-
Notifications
You must be signed in to change notification settings - Fork 0
DS: Disjoint Sets
-
A group of sets are disjoint if they have no elements in common. The disjoint-set data-structure is used to store such sets. The member-sets are typically represented with trees, and the collection of all the sets are typically represented with arrays of a predefined size, or even dictionaries in some cases.
-
In this data-structure, each member-set has a root element. Additionally, there are two operations that this data-structure supports: find & union.
-
The find operation gets the root-element of a member-set of an element. The union operation merges the member-sets of two elements based on a variety of factors- their respective root-elements, ranks, & sizes.
-
When representing a set with a tree, the root element is the root of the tree. The size of the set corresponds to the number of elements in the tree, and the rank of the set is defined as the height of the tree (i.e., the number of levels it has). Since the set is structured as a tree, a hierarchical relationship is present—every element except the root has a parent, and many elements may have one or more children.
-
When using a tree to represent a set, arrays can efficiently capture three important pieces of information about the group of disjoint sets: the parent of each element, the rank of each set (assuming the element is the root), and the size of each set (again, assuming the element is the root).

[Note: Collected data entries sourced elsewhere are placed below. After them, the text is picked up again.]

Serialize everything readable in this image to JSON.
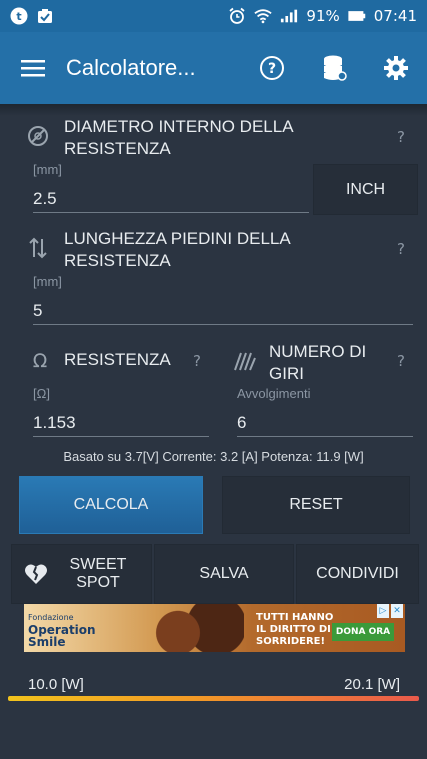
{
  "status_bar": {
    "battery_percent": "91%",
    "time": "07:41"
  },
  "app_bar": {
    "title": "Calcolatore..."
  },
  "diameter": {
    "label": "DIAMETRO INTERNO DELLA RESISTENZA",
    "unit": "[mm]",
    "value": "2.5",
    "help": "?",
    "unit_toggle": "INCH"
  },
  "leg_length": {
    "label": "LUNGHEZZA PIEDINI DELLA RESISTENZA",
    "unit": "[mm]",
    "value": "5",
    "help": "?"
  },
  "resistance": {
    "label": "RESISTENZA",
    "unit": "[Ω]",
    "value": "1.153",
    "help": "?"
  },
  "turns": {
    "label": "NUMERO DI GIRI",
    "unit": "Avvolgimenti",
    "value": "6",
    "help": "?"
  },
  "info_line": "Basato su 3.7[V]  Corrente: 3.2 [A]  Potenza: 11.9 [W]",
  "buttons": {
    "calcola": "CALCOLA",
    "reset": "RESET",
    "sweet_spot": "SWEET SPOT",
    "salva": "SALVA",
    "condividi": "CONDIVIDI"
  },
  "ad": {
    "sponsor_small": "Fondazione",
    "sponsor": "Operation Smile",
    "headline_1": "TUTTI HANNO",
    "headline_2": "IL DIRITTO DI",
    "headline_3": "SORRIDERE!",
    "cta": "DONA ORA"
  },
  "power_scale": {
    "min_label": "10.0 [W]",
    "max_label": "20.1 [W]"
  },
  "colors": {
    "status_bar": "#1f6aa1",
    "app_bar": "#2470a8",
    "background": "#2b3441",
    "primary_button": "#2470a8",
    "scale_start": "#f2c31d",
    "scale_end": "#ea5a4b"
  },
  "icons": {
    "diameter": "diameter-icon",
    "leg_length": "vertical-arrows-icon",
    "resistance": "ohm-icon",
    "turns": "coil-icon",
    "sweet_spot": "broken-heart-icon"
  }
}
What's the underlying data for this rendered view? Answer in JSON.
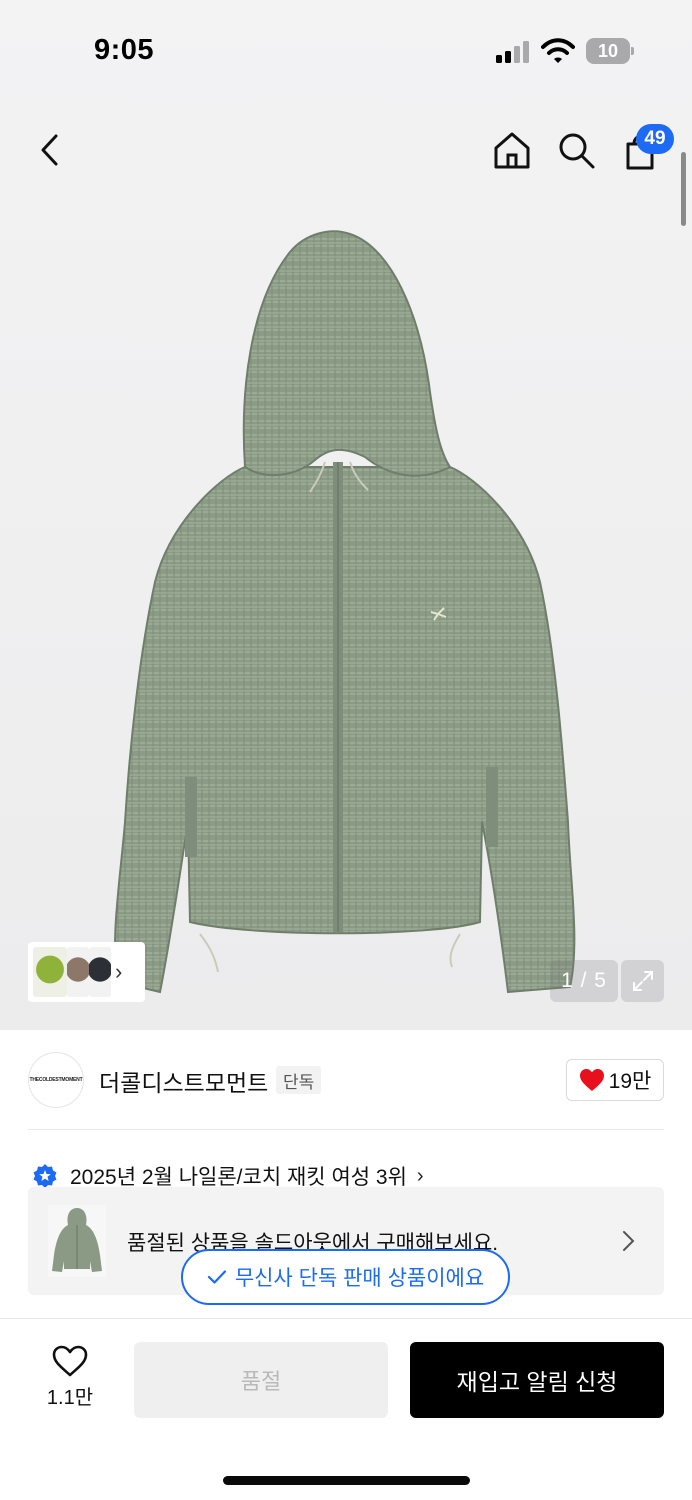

Dictionaries work well where keys are elements(that may or may not necessarily translate well to indices of an array) and values are their respective parents/ranks/sizes.
-
There are two types of disjoint-set unions: union by rank and union by size. In union by rank, the root of the set with the lower rank becomes a child of the root of the set with the higher rank. If the two sets have different ranks, the rank of the resulting tree remains unchanged. However, if the sets have the same rank, it doesn't matter which root becomes the parent. In this case, the rank of the new root increases by 1 (i.e., new rank = original rank + 1). This behavior is intuitive when visualized as a tree structure.
-
In union by size, the root of the smaller set (i.e., the one with fewer elements) becomes a child of the root of the larger set. The size of the new set becomes the sum of the sizes of the two original sets. This makes logical sense, given that the sets are disjoint and their union simply combines all elements from both.
-
This data structure can be used to detect cycles in an undirected graph. For example, given all the nodes and edges of an undirected graph, you can process each edge one by one. For an edge connecting nodes 0 and 1, you perform a union operation between the set containing 0 and the set containing 1. If you encounter an edge where both nodes are already in the same set (i.e., have the same root), a cycle exists in the graph.